While the world is struggling under the weight of responding to the COVID-19 outbreak, it remains important not to be distracted from issues that were playing out before the pandemic took hold.
One of these is the safety and basic human rights of protesters in Hong Kong. It is safe to assume that Beijing has been preparing for the resumption of the protests when the pandemic recedes.
Several recently published reports serve as a reminder of the lingering dangers — social, political and economic — Hong Kong faces while the world is distracted. The anti-extradition protests hit the economy, but the damage to Hong Kong’s reputation as a business hub goes deeper.
The Heritage Foundation’s Index of Economic Freedom measures the freedom of trade, business, investment and property rights of countries worldwide. Hong Kong’s economy was ranked the freest in the 25 years from 1995 to last year. In this year’s ranking it slipped to second place, ceding the top slot to Singapore. It is not that Singapore scored higher this year: Hong Kong’s slide is due to a 10-point drop in its investment freedom rating.
According to the foundation’s analysis, investment flows have been dampened because the territory’s reputation as a business hub has been eroded by the ongoing political and social turmoil, of which the anti-extradition protests — which have evolved into a call for wider democratic reforms — are only the most recent, and most serious, manifestation.
The report also said that Hong Kong fell into recession last year because of the increasing integration of its traditionally open, market-driven economy with China through trade, tourism and financial links.
Hong Kong’s long-standing image as the freest economy in the world is being tarnished by its integration into the Chinese economy, with concerns over the effect of this on its open, rules-based, just system, and the political and social turmoil caused by Hong Kongers’ response to Beijing’s accelerated pace of this integration under Chinese President Xi Jinping (習近平).
As a harbinger of the coming storm, Reuters yesterday reported that credible sources, including a legislator and a foreign diplomat, had revealed that officers from the People’s Armed Police (PAP), China’s top internal security force, had joined Hong Kong police to monitor the protests last year. The diplomat and other foreign envoys also estimated that there are now 4,000 PAP personnel in Hong Kong.
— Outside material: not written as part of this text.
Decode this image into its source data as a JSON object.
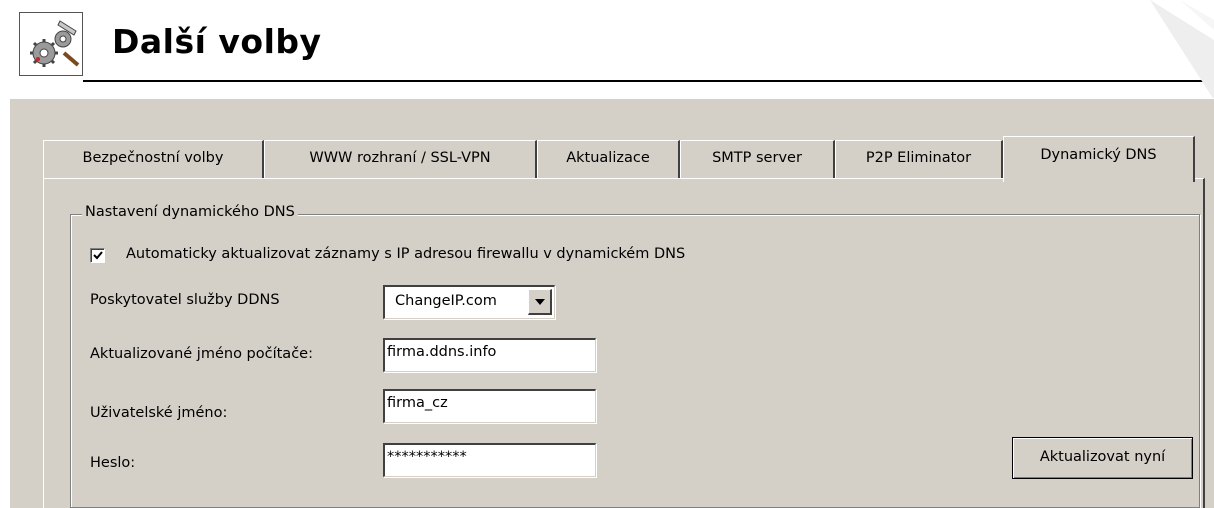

In addition to the legal implications of this, which are further evidence of the erosion of rule of law in the territory, observers are concerned that the PAP could be involved in a crackdown if the protests resume, the report said.
Its involvement would be met with the condemnation of the international community, but even if it does not get involved, Hong Kong police are expected to take a stronger stance regarding the next wave of protests. From what has been observed of the protesters’ resolve, this would only escalate tensions.
In addition to the implications concerning the safety of Hong Kongers, expectation alone would do little to improve investor confidence in the territory.
The current lull in the protests might have given the false impression that the worst is over, and that the territory can return to its first-place ranking in next year’s index. It is not, and likely will not.
The protests are largely expected to resume later this year, when the epidemic is deemed under control and prior to legislative elections in September.
While Beijing and Hong Kong authorities are formulating their plans, it is important for the international community, as well as the government — and the opposition — here in Taiwan to make clear that they are watching, and that a violent crackdown would not be tolerated.